Le 18 mars, Asli Erdoðan sera présente au salon Livre Paris, aux côtés de Kamel Daoud – autre grande figure de la dissidence – pour dialoguer autour de l’exercice d’écriture dans le monde d’aujourd’hui. Car avant d’être une figure de la résistance, elle reste un très grand écrivain « Si l’on veut écrire, on doit le faire avec son corps nu et vulnérable sous la peau », écrivait—elle dans Le Bâtiment de pierre. Cette vulnérabilité brute, la romancière la déploie dans une écriture poétique et puissante, presque fiévreuse.
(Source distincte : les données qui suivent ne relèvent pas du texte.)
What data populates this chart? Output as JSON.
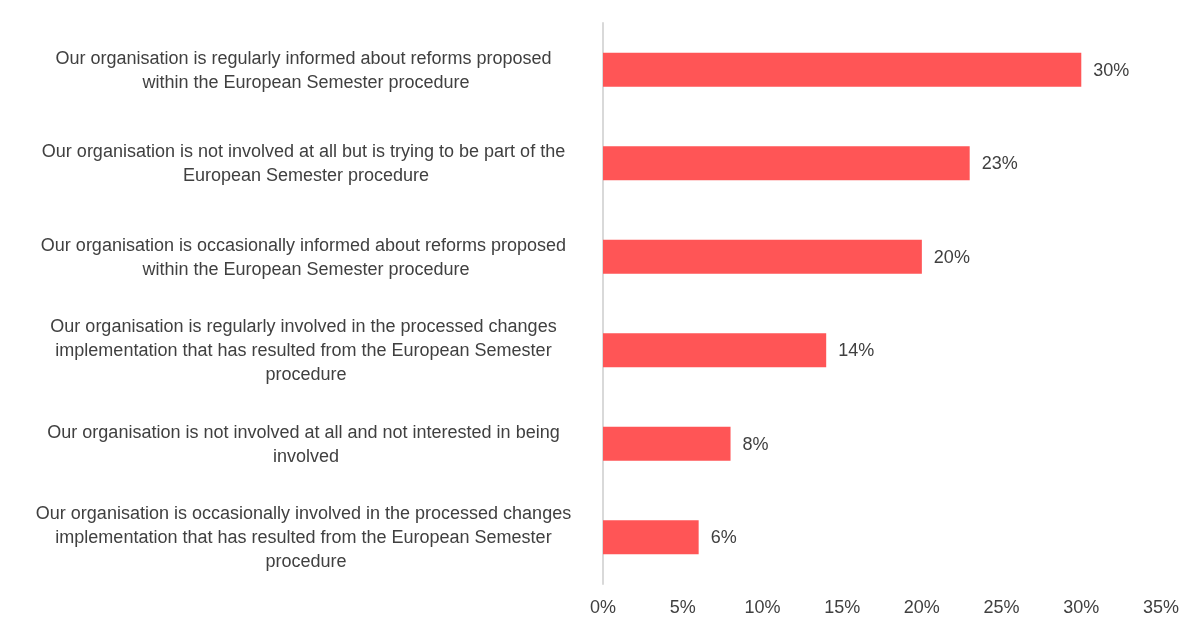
{
  "chart_data": {
    "type": "bar",
    "orientation": "horizontal",
    "categories": [
      "Our organisation is regularly informed about reforms proposed within the European Semester procedure",
      "Our organisation is not involved at all but is trying to be part of the European Semester procedure",
      "Our organisation is occasionally informed about reforms proposed within the European Semester procedure",
      "Our organisation is regularly involved in the processed changes implementation that has resulted from the European Semester procedure",
      "Our organisation is not involved at all and not interested in being involved",
      "Our organisation is occasionally involved in the processed changes implementation that has resulted from the European Semester procedure"
    ],
    "values": [
      30,
      23,
      20,
      14,
      8,
      6
    ],
    "value_labels": [
      "30%",
      "23%",
      "20%",
      "14%",
      "8%",
      "6%"
    ],
    "color": "#ff5556",
    "xlim": [
      0,
      35
    ],
    "xticks": [
      {
        "value": 0,
        "label": "0%"
      },
      {
        "value": 5,
        "label": "5%"
      },
      {
        "value": 10,
        "label": "10%"
      },
      {
        "value": 15,
        "label": "15%"
      },
      {
        "value": 20,
        "label": "20%"
      },
      {
        "value": 25,
        "label": "25%"
      },
      {
        "value": 30,
        "label": "30%"
      },
      {
        "value": 35,
        "label": "35%"
      }
    ],
    "grid": false
  }
}
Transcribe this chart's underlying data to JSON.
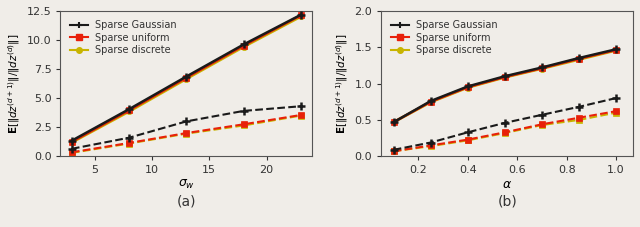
{
  "plot_a": {
    "x": [
      3,
      8,
      13,
      18,
      23
    ],
    "sparse_gaussian_solid": [
      1.35,
      4.05,
      6.85,
      9.6,
      12.15
    ],
    "sparse_uniform_solid": [
      1.25,
      3.95,
      6.75,
      9.5,
      12.1
    ],
    "sparse_discrete_solid": [
      1.2,
      3.85,
      6.65,
      9.4,
      12.0
    ],
    "sparse_gaussian_dashed": [
      0.65,
      1.6,
      3.0,
      3.9,
      4.3
    ],
    "sparse_uniform_dashed": [
      0.35,
      1.15,
      2.0,
      2.75,
      3.55
    ],
    "sparse_discrete_dashed": [
      0.3,
      1.1,
      1.95,
      2.65,
      3.5
    ],
    "xlabel": "$\\sigma_w$",
    "ylabel": "$\\mathbf{E}[\\|dz^{(d+1)}\\|/\\|dz^{(d)}\\|]$",
    "ylim": [
      0,
      12.5
    ],
    "xlim": [
      2.0,
      24.0
    ],
    "xticks": [
      5,
      10,
      15,
      20
    ],
    "yticks": [
      0.0,
      2.5,
      5.0,
      7.5,
      10.0,
      12.5
    ],
    "label": "(a)"
  },
  "plot_b": {
    "x": [
      0.1,
      0.25,
      0.4,
      0.55,
      0.7,
      0.85,
      1.0
    ],
    "sparse_gaussian_solid": [
      0.47,
      0.76,
      0.96,
      1.1,
      1.22,
      1.35,
      1.47
    ],
    "sparse_uniform_solid": [
      0.47,
      0.75,
      0.95,
      1.09,
      1.21,
      1.34,
      1.46
    ],
    "sparse_discrete_solid": [
      0.47,
      0.745,
      0.945,
      1.085,
      1.205,
      1.33,
      1.455
    ],
    "sparse_gaussian_dashed": [
      0.09,
      0.19,
      0.33,
      0.46,
      0.57,
      0.68,
      0.8
    ],
    "sparse_uniform_dashed": [
      0.07,
      0.15,
      0.23,
      0.33,
      0.44,
      0.53,
      0.62
    ],
    "sparse_discrete_dashed": [
      0.07,
      0.14,
      0.22,
      0.32,
      0.43,
      0.5,
      0.6
    ],
    "xlabel": "$\\alpha$",
    "ylabel": "$\\mathbf{E}[\\|dz^{(d+1)}\\|/\\|dz^{(d)}\\|]$",
    "ylim": [
      0,
      2.0
    ],
    "xlim": [
      0.05,
      1.07
    ],
    "xticks": [
      0.2,
      0.4,
      0.6,
      0.8,
      1.0
    ],
    "yticks": [
      0.0,
      0.5,
      1.0,
      1.5,
      2.0
    ],
    "label": "(b)"
  },
  "colors": {
    "black": "#1a1a1a",
    "red": "#e8200a",
    "yellow": "#c8b400"
  },
  "legend": {
    "sparse_gaussian": "Sparse Gaussian",
    "sparse_uniform": "Sparse uniform",
    "sparse_discrete": "Sparse discrete"
  },
  "fig_facecolor": "#f0ede8",
  "axes_facecolor": "#f0ede8"
}
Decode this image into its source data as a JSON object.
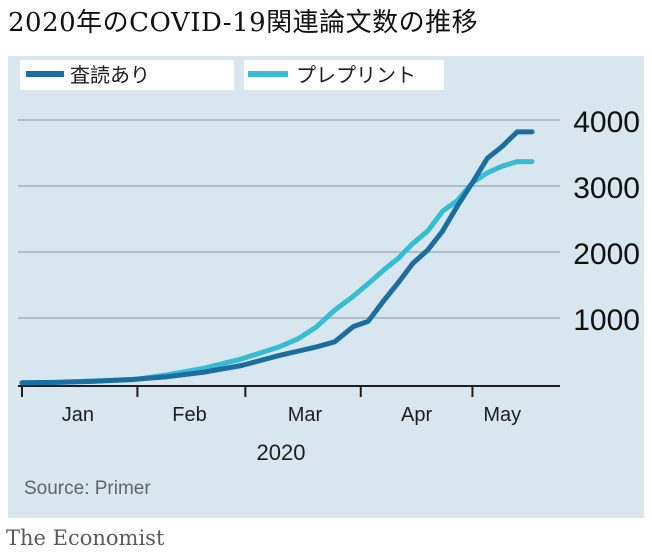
{
  "title": "2020年のCOVID-19関連論文数の推移",
  "source": "Source: Primer",
  "brand": "The Economist",
  "colors": {
    "peer": "#1a6fa0",
    "preprint": "#36bdd3",
    "background": "#d7e6ef",
    "grid": "#9fb1bd"
  },
  "chart_data": {
    "type": "line",
    "title": "2020年のCOVID-19関連論文数の推移",
    "xlabel": "2020",
    "ylabel": "",
    "x_ticks": [
      "Jan",
      "Feb",
      "Mar",
      "Apr",
      "May"
    ],
    "y_ticks": [
      1000,
      2000,
      3000,
      4000
    ],
    "ylim": [
      0,
      4000
    ],
    "xlim": [
      1,
      138
    ],
    "legend": "top",
    "grid": true,
    "series": [
      {
        "name": "査読あり",
        "x": [
          1,
          10,
          20,
          31,
          40,
          50,
          60,
          70,
          80,
          85,
          90,
          94,
          98,
          102,
          106,
          110,
          114,
          118,
          122,
          126,
          130,
          134,
          138
        ],
        "values": [
          20,
          25,
          40,
          70,
          110,
          180,
          280,
          430,
          560,
          640,
          870,
          950,
          1250,
          1530,
          1830,
          2030,
          2320,
          2700,
          3050,
          3420,
          3600,
          3820,
          3820
        ]
      },
      {
        "name": "プレプリント",
        "x": [
          1,
          10,
          20,
          31,
          40,
          50,
          60,
          70,
          75,
          80,
          85,
          90,
          94,
          98,
          102,
          106,
          110,
          114,
          118,
          122,
          126,
          130,
          134,
          138
        ],
        "values": [
          20,
          25,
          45,
          65,
          140,
          240,
          380,
          560,
          680,
          860,
          1120,
          1330,
          1520,
          1720,
          1900,
          2130,
          2320,
          2620,
          2780,
          3050,
          3200,
          3300,
          3370,
          3370
        ]
      }
    ]
  }
}
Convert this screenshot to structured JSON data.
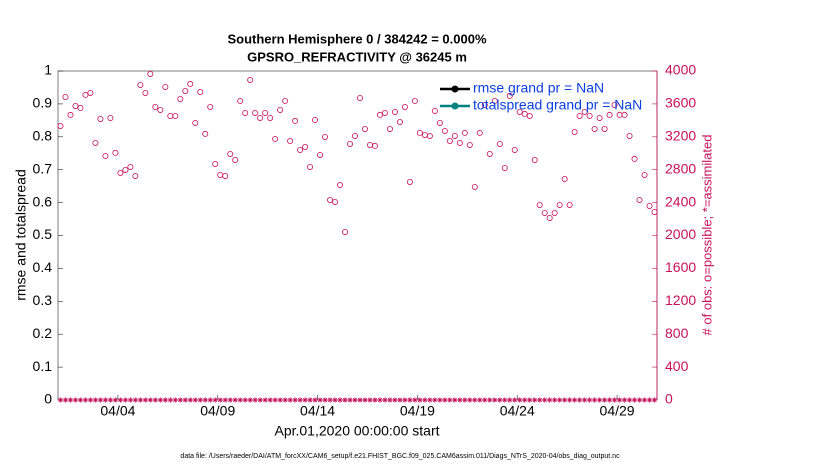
{
  "chart_data": {
    "type": "scatter",
    "title": "Southern Hemisphere 0 / 384242 = 0.000%",
    "subtitle": "GPSRO_REFRACTIVITY @ 36245 m",
    "x_label": "Apr.01,2020 00:00:00 start",
    "y_label": "rmse and totalspread",
    "y2_label": "# of obs: o=possible; *=assimilated",
    "footer": "data file: /Users/raeder/DAI/ATM_forcXX/CAM6_setup/f.e21.FHIST_BGC.f09_025.CAM6assim.011/Diags_NTrS_2020-04/obs_diag_output.nc",
    "legend": {
      "corner": "northeast",
      "entries": [
        {
          "label": "rmse grand pr = NaN",
          "color": "#000000"
        },
        {
          "label": "totalspread grand pr = NaN",
          "color": "#008080"
        }
      ]
    },
    "xlim": [
      1,
      31
    ],
    "xticks": [
      {
        "value": 4,
        "label": "04/04"
      },
      {
        "value": 9,
        "label": "04/09"
      },
      {
        "value": 14,
        "label": "04/14"
      },
      {
        "value": 19,
        "label": "04/19"
      },
      {
        "value": 24,
        "label": "04/24"
      },
      {
        "value": 29,
        "label": "04/29"
      }
    ],
    "ylim": [
      0,
      1
    ],
    "yticks": [
      0,
      0.1,
      0.2,
      0.3,
      0.4,
      0.5,
      0.6,
      0.7,
      0.8,
      0.9,
      1
    ],
    "y2lim": [
      0,
      4000
    ],
    "y2ticks": [
      0,
      400,
      800,
      1200,
      1600,
      2000,
      2400,
      2800,
      3200,
      3600,
      4000
    ],
    "x": [
      1.125,
      1.375,
      1.625,
      1.875,
      2.125,
      2.375,
      2.625,
      2.875,
      3.125,
      3.375,
      3.625,
      3.875,
      4.125,
      4.375,
      4.625,
      4.875,
      5.125,
      5.375,
      5.625,
      5.875,
      6.125,
      6.375,
      6.625,
      6.875,
      7.125,
      7.375,
      7.625,
      7.875,
      8.125,
      8.375,
      8.625,
      8.875,
      9.125,
      9.375,
      9.625,
      9.875,
      10.125,
      10.375,
      10.625,
      10.875,
      11.125,
      11.375,
      11.625,
      11.875,
      12.125,
      12.375,
      12.625,
      12.875,
      13.125,
      13.375,
      13.625,
      13.875,
      14.125,
      14.375,
      14.625,
      14.875,
      15.125,
      15.375,
      15.625,
      15.875,
      16.125,
      16.375,
      16.625,
      16.875,
      17.125,
      17.375,
      17.625,
      17.875,
      18.125,
      18.375,
      18.625,
      18.875,
      19.125,
      19.375,
      19.625,
      19.875,
      20.125,
      20.375,
      20.625,
      20.875,
      21.125,
      21.375,
      21.625,
      21.875,
      22.125,
      22.375,
      22.625,
      22.875,
      23.125,
      23.375,
      23.625,
      23.875,
      24.125,
      24.375,
      24.625,
      24.875,
      25.125,
      25.375,
      25.625,
      25.875,
      26.125,
      26.375,
      26.625,
      26.875,
      27.125,
      27.375,
      27.625,
      27.875,
      28.125,
      28.375,
      28.625,
      28.875,
      29.125,
      29.375,
      29.625,
      29.875,
      30.125,
      30.375,
      30.625,
      30.875
    ],
    "series": [
      {
        "marker": "o",
        "color": "#c8105a",
        "axis": "y2",
        "values": [
          3332,
          3684,
          3466,
          3575,
          3551,
          3709,
          3733,
          3125,
          3417,
          2967,
          3429,
          3004,
          2760,
          2797,
          2833,
          2724,
          3830,
          3733,
          3964,
          3563,
          3526,
          3806,
          3453,
          3453,
          3660,
          3757,
          3843,
          3368,
          3745,
          3235,
          3563,
          2870,
          2736,
          2724,
          2991,
          2918,
          3636,
          3490,
          3891,
          3490,
          3429,
          3490,
          3429,
          3174,
          3526,
          3636,
          3149,
          3393,
          3040,
          3076,
          2833,
          3405,
          2979,
          3198,
          2432,
          2408,
          2614,
          2043,
          3113,
          3210,
          3672,
          3295,
          3101,
          3089,
          3466,
          3490,
          3295,
          3502,
          3380,
          3563,
          2651,
          3636,
          3247,
          3222,
          3210,
          3514,
          3368,
          3271,
          3149,
          3210,
          3125,
          3247,
          3101,
          2590,
          3247,
          3587,
          2991,
          3636,
          3113,
          2821,
          3697,
          3040,
          3502,
          3478,
          3453,
          2918,
          2371,
          2274,
          2213,
          2274,
          2371,
          2687,
          2371,
          3259,
          3453,
          3502,
          3453,
          3295,
          3429,
          3295,
          3466,
          3587,
          3466,
          3466,
          3210,
          2931,
          2432,
          2736,
          2359,
          2286
        ]
      },
      {
        "marker": "*",
        "color": "#c8105a",
        "axis": "y2",
        "values": [
          0,
          0,
          0,
          0,
          0,
          0,
          0,
          0,
          0,
          0,
          0,
          0,
          0,
          0,
          0,
          0,
          0,
          0,
          0,
          0,
          0,
          0,
          0,
          0,
          0,
          0,
          0,
          0,
          0,
          0,
          0,
          0,
          0,
          0,
          0,
          0,
          0,
          0,
          0,
          0,
          0,
          0,
          0,
          0,
          0,
          0,
          0,
          0,
          0,
          0,
          0,
          0,
          0,
          0,
          0,
          0,
          0,
          0,
          0,
          0,
          0,
          0,
          0,
          0,
          0,
          0,
          0,
          0,
          0,
          0,
          0,
          0,
          0,
          0,
          0,
          0,
          0,
          0,
          0,
          0,
          0,
          0,
          0,
          0,
          0,
          0,
          0,
          0,
          0,
          0,
          0,
          0,
          0,
          0,
          0,
          0,
          0,
          0,
          0,
          0,
          0,
          0,
          0,
          0,
          0,
          0,
          0,
          0,
          0,
          0,
          0,
          0,
          0,
          0,
          0,
          0,
          0,
          0,
          0,
          0
        ]
      }
    ]
  }
}
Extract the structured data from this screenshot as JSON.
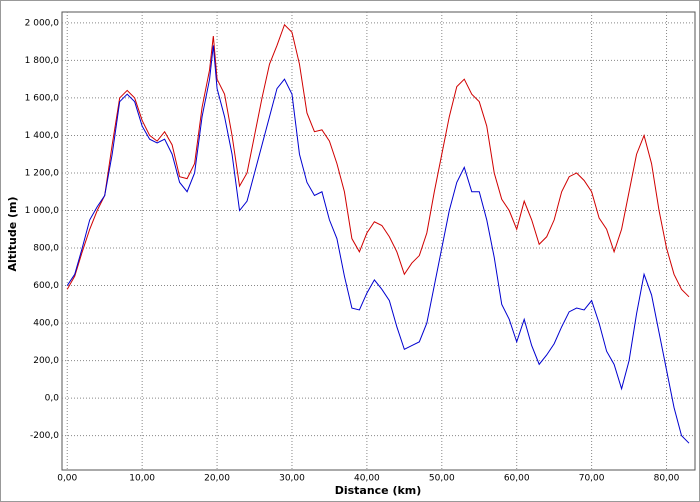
{
  "chart_data": {
    "type": "line",
    "xlabel": "Distance (km)",
    "ylabel": "Altitude (m)",
    "x": [
      0,
      1,
      2,
      3,
      4,
      5,
      6,
      7,
      8,
      9,
      10,
      11,
      12,
      13,
      14,
      15,
      16,
      17,
      18,
      19,
      19.5,
      20,
      21,
      22,
      23,
      24,
      25,
      26,
      27,
      28,
      29,
      30,
      31,
      32,
      33,
      34,
      35,
      36,
      37,
      38,
      39,
      40,
      41,
      42,
      43,
      44,
      45,
      46,
      47,
      48,
      49,
      50,
      51,
      52,
      53,
      54,
      55,
      56,
      57,
      58,
      59,
      60,
      61,
      62,
      63,
      64,
      65,
      66,
      67,
      68,
      69,
      70,
      71,
      72,
      73,
      74,
      75,
      76,
      77,
      78,
      79,
      80,
      81,
      82,
      83
    ],
    "series": [
      {
        "color": "#d00000",
        "values": [
          580,
          650,
          780,
          900,
          1000,
          1080,
          1350,
          1600,
          1640,
          1600,
          1480,
          1400,
          1370,
          1420,
          1350,
          1180,
          1170,
          1250,
          1550,
          1750,
          1930,
          1700,
          1620,
          1400,
          1130,
          1200,
          1400,
          1600,
          1780,
          1880,
          1990,
          1950,
          1780,
          1520,
          1420,
          1430,
          1370,
          1250,
          1100,
          850,
          780,
          880,
          940,
          920,
          860,
          780,
          660,
          720,
          760,
          880,
          1100,
          1300,
          1500,
          1660,
          1700,
          1620,
          1580,
          1450,
          1200,
          1060,
          1000,
          900,
          1050,
          950,
          820,
          860,
          950,
          1100,
          1180,
          1200,
          1160,
          1100,
          960,
          900,
          780,
          900,
          1100,
          1300,
          1400,
          1250,
          1000,
          800,
          660,
          580,
          540
        ]
      },
      {
        "color": "#0000d0",
        "values": [
          600,
          660,
          800,
          950,
          1020,
          1080,
          1300,
          1580,
          1620,
          1580,
          1450,
          1380,
          1360,
          1380,
          1300,
          1150,
          1100,
          1200,
          1500,
          1700,
          1880,
          1650,
          1500,
          1300,
          1000,
          1050,
          1200,
          1350,
          1500,
          1650,
          1700,
          1620,
          1300,
          1150,
          1080,
          1100,
          950,
          850,
          650,
          480,
          470,
          560,
          630,
          580,
          520,
          380,
          260,
          280,
          300,
          400,
          600,
          800,
          1000,
          1150,
          1230,
          1100,
          1100,
          950,
          750,
          500,
          420,
          300,
          420,
          280,
          180,
          230,
          290,
          380,
          460,
          480,
          470,
          520,
          400,
          250,
          180,
          50,
          200,
          450,
          660,
          550,
          350,
          150,
          -50,
          -200,
          -240
        ]
      }
    ],
    "xlim": [
      -0.7,
      83.8
    ],
    "ylim": [
      -383,
      2058
    ],
    "xticks": [
      {
        "value": 0,
        "label": "0,00"
      },
      {
        "value": 10,
        "label": "10,00"
      },
      {
        "value": 20,
        "label": "20,00"
      },
      {
        "value": 30,
        "label": "30,00"
      },
      {
        "value": 40,
        "label": "40,00"
      },
      {
        "value": 50,
        "label": "50,00"
      },
      {
        "value": 60,
        "label": "60,00"
      },
      {
        "value": 70,
        "label": "70,00"
      },
      {
        "value": 80,
        "label": "80,00"
      }
    ],
    "yticks": [
      {
        "value": -200,
        "label": "-200,0"
      },
      {
        "value": 0,
        "label": "0,0"
      },
      {
        "value": 200,
        "label": "200,0"
      },
      {
        "value": 400,
        "label": "400,0"
      },
      {
        "value": 600,
        "label": "600,0"
      },
      {
        "value": 800,
        "label": "800,0"
      },
      {
        "value": 1000,
        "label": "1 000,0"
      },
      {
        "value": 1200,
        "label": "1 200,0"
      },
      {
        "value": 1400,
        "label": "1 400,0"
      },
      {
        "value": 1600,
        "label": "1 600,0"
      },
      {
        "value": 1800,
        "label": "1 800,0"
      },
      {
        "value": 2000,
        "label": "2 000,0"
      }
    ],
    "grid": true
  }
}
Asli Erdoðan évoque la guerre à travers l’intime, comme on le fait rarement. « Je suis allée en prison car je n’ai pas pu rester sourde et muette, juste parce que j’avais parlé des atrocités commises dans une petite ville kurde où 150 personnes ont été brûlées vives. Je suis toujours en procès et menacée d’une peine de prison à vie car j’ai rassemblé les cris et les cendres de ces personnes et j’en ai fait de la littérature », a—t—elle rappelé lors de la remise du prix Simone de Beauvoir.

Depuis son arrestation, Asli Erdoðan n’écrit « plus beaucoup », de son propre aveu. « Cela revient doucement. Je n’ai plus voulu écrire en turc mais j’ai pu écrire un discours en anglais et je me rends compte que je vais beaucoup mieux depuis le mois de septembre, depuis que j’ai quitté la Turquie. J’arrive à lever un peu les yeux, à regarder l’horizon, alors qu’avant je ne m’autorisais même pas à rêver d’avenir », a—t—elle reconnu lors d’une récente rencontre au Centre national du livre. Heureusement, « l’écriture est une sale habitude dont il est difficile de se débarrasser ». Un aveu touchant, qui fait écho à un magnifique passage d’un de ses derniers livres Le Silence n’est même plus à toi : « L’aube finira par se lever, disent—ils. Mais l’aube ne peut sortir que de la nuit ».